Dr. Tarnopolsky, a professor of pediatrics and medicine at McMaster University in Hamilton, Ontario, said that massage works quite differently from Nsaids and other anti-inflammatory drugs, which reduce inflammation and pain but may actually retard healing. Many people, for instance, pop an aspirin or Aleve at the first sign of muscle soreness. “There’s some theoretical concern that there is a maladaptive response in the long run if you’re constantly suppressing inflammation with drugs,” he said. “With massage, you can have your cake and eat it too—massage can suppress inflammation and actually enhance cell recovery.” 

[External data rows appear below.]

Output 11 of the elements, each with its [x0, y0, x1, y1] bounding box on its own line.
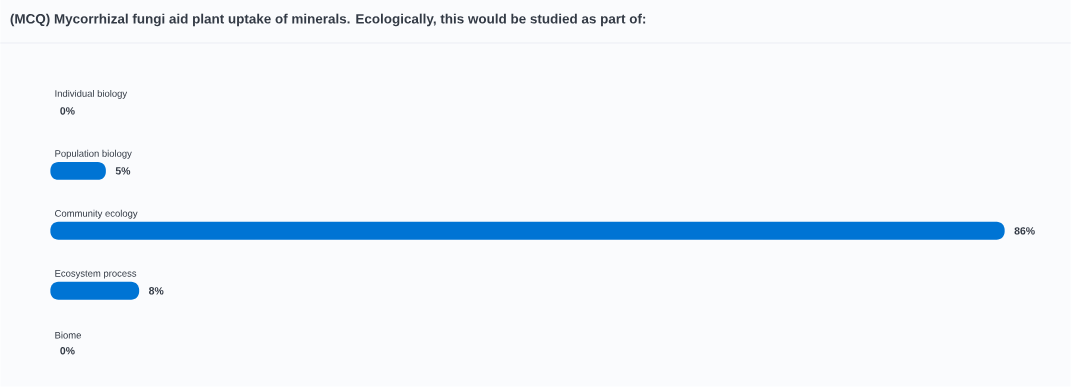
data-label: 86%: [1014, 227, 1035, 235]
chart-title: (MCQ) Mycorrhizal fungi aid plant uptake of minerals. Ecologically, this would be studied as part of:: [10, 13, 646, 27]
y-tick-label: Ecosystem process: [55, 270, 137, 279]
data-label: 8%: [148, 287, 164, 295]
data-label: 5%: [115, 167, 131, 175]
data-label: 0%: [60, 347, 75, 355]
y-tick-label: Biome: [55, 331, 81, 339]
y-tick-label: Community ecology: [55, 209, 138, 219]
data-label: 0%: [60, 107, 75, 115]
y-tick-label: Population biology: [55, 150, 132, 159]
y-tick-label: Individual biology: [55, 90, 128, 99]
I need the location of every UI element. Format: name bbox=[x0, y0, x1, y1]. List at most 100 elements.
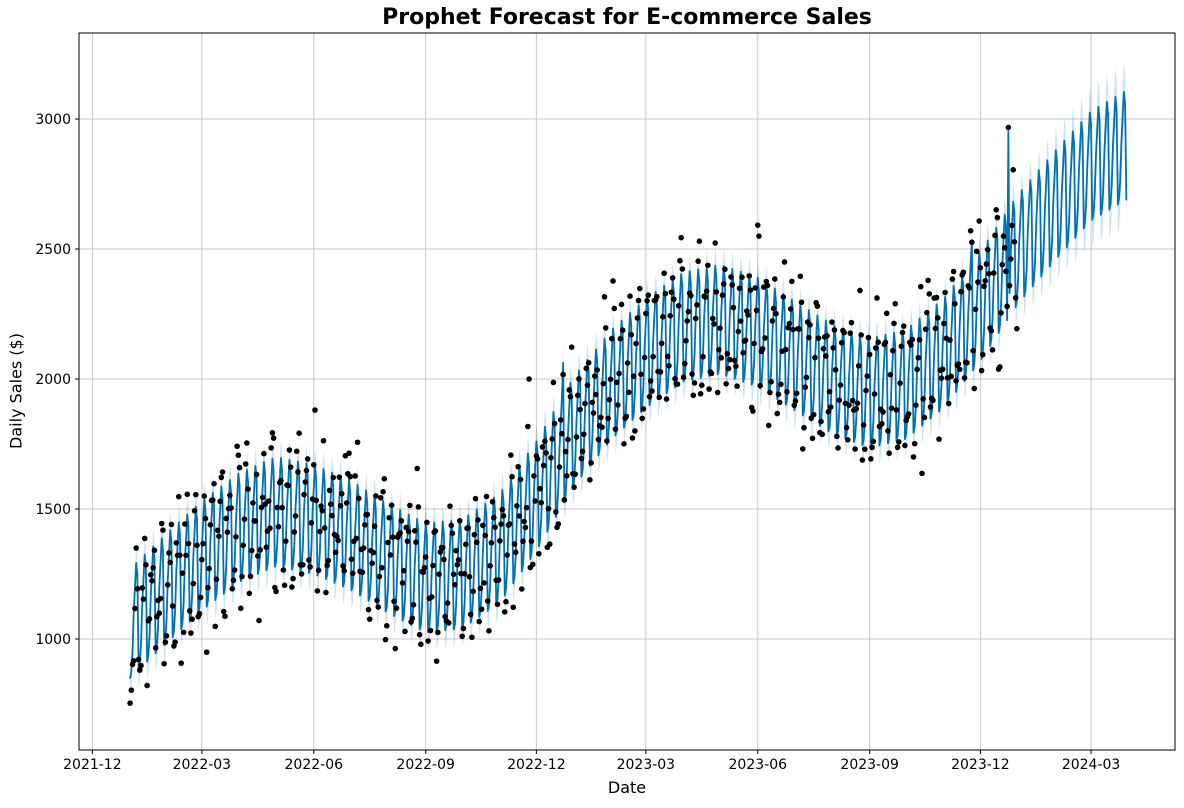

“This is important research, because it is the first to show that massage can reduce pro-inflammatory cytokines which may be involved in pain,” said Tiffany Field, director of the Touch Research Institute at the University of Miami Medical School. She was not involved in the study. “We have known from many studies that pain can be reduced by massage based on self-report, but this is the first demonstration that the pain-related pro-inflammatory cytokines can be reduced.” she said.

Getting a massage from a professional masseur is obviously more expensive than taking an aspirin. But, as Dr. Field points out, massage techniques can be taught. “People within families can learn to massage each other,” she said. “If you can teach parents to massage kids, couples to massage each other. This can be cost effective.”

Dr. Tarnopolsky suggests that, in the long run, a professional massage may even be a better bargain than a pill. “If someone says “This is free and it might make you feel better, but it may slow down your recovery, do you still want it?” he asked. “Or would you rather spend the 50 bucks for a post-exercise massage that also might enhance your recovery?”